Sekretaris Dinkes Musirawas, Muhammad Nizar mengungkapkan, untuk dua penderita gizi buruk tersebut pun, tengah ditangani Dinkes sejak tiga bulan lalu. Keduanya bahkan, sudah dibawa ke Rumah Sakit (RS) dan menjalani perawatan. Hanya saja, salah satu penderita bernama Sita yang akan dilakukan operasi telah terlebih dahulu dibawa pulang atas permintaan keluarga. Sedangkan, Wahyuni tetap dilakukan perawatan.
”Kita penanganannya gizi dulu, setelah sembuh, itu nantinya keterlibatan lintas sektoral. Karena, Dinkes tidak bisa menangani terus menerus,” ungkapnya, Selasa (24/1).

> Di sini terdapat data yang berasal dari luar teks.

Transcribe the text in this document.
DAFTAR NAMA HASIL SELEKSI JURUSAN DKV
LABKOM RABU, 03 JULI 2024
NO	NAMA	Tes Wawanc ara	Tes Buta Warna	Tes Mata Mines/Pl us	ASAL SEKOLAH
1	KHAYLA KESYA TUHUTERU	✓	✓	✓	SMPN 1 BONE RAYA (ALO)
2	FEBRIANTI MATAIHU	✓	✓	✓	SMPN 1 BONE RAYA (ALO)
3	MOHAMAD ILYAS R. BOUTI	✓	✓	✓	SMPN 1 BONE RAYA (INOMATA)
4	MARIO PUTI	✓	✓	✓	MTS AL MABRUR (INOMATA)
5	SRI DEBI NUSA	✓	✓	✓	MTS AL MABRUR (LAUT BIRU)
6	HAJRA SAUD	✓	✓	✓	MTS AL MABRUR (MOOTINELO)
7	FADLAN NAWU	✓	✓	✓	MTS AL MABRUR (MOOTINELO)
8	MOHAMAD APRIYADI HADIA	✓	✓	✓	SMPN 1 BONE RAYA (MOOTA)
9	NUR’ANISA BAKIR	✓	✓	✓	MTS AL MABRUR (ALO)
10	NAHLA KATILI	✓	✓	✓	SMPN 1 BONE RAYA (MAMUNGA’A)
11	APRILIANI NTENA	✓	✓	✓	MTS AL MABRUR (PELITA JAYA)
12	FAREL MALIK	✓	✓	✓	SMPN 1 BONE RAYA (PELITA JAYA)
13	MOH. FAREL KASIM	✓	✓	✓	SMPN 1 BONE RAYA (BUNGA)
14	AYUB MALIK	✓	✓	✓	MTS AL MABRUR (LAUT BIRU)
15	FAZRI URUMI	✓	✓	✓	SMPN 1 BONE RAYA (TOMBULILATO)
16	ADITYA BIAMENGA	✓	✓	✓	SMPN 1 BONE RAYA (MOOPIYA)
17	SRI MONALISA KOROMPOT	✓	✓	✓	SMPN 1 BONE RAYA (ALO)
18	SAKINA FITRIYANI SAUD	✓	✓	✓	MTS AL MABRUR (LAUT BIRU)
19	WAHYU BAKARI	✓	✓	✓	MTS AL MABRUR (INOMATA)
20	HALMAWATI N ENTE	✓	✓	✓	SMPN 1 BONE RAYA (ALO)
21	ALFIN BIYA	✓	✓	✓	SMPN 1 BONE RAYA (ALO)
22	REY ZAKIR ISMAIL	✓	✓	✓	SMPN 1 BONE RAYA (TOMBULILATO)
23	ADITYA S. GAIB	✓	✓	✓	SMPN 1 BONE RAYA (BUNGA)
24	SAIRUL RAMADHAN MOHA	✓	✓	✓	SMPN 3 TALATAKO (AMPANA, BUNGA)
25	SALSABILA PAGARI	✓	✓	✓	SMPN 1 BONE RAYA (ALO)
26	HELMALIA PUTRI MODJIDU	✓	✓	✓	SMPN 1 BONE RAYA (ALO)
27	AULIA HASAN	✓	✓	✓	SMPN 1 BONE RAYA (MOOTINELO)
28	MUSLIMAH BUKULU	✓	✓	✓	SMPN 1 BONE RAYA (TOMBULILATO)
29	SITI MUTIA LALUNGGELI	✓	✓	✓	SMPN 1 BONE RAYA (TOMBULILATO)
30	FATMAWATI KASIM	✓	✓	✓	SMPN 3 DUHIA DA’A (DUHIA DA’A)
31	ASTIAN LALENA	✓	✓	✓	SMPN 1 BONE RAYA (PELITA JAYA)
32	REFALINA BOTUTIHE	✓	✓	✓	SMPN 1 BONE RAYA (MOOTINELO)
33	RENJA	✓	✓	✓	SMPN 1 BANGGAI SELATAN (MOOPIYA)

Diakuinya, kedua penderita gizi buruk tersebut termasuk dalam kategori keluarga miskin. Hal ini, tentunya sudah ditangani Dinkes terkait masalah gizi. Namun, seharusnya dia berharap dinas terkait juga melakukan penanganan juga.
“Maka kita membuat surat kepada Bupati, untuk meminta petunjuk guna rapat lintas sektoral. Seharusnya, setelah Dinkes, pihak camat, kades serta Dinsos juga ikut. Sebab, dalam artian kalau cuma gizinya saja yang ditangani tentu percuma,” jelasnya.
Ia menyampaikan, berdasarkan deteksi kegiatan Posyandu, terdeteksi balita dibawah garis merah (gizi buruk) mencapai 278 balita di Musirawas. Selebihnya, gizinya sudah meningkat dan tetap dalam monitoring puskesmas setempat.
“Untuk 2017, petugas turun ke desa seminggu dua hari. Jadi, dengan membagi daerah binaan. Penyebab balita menderita gizi buruk, itu ada beberapa faktor, diantaranya ekonomi, pola asuh dan orang tua yang malas datang ke Posyandu,” jelasnya.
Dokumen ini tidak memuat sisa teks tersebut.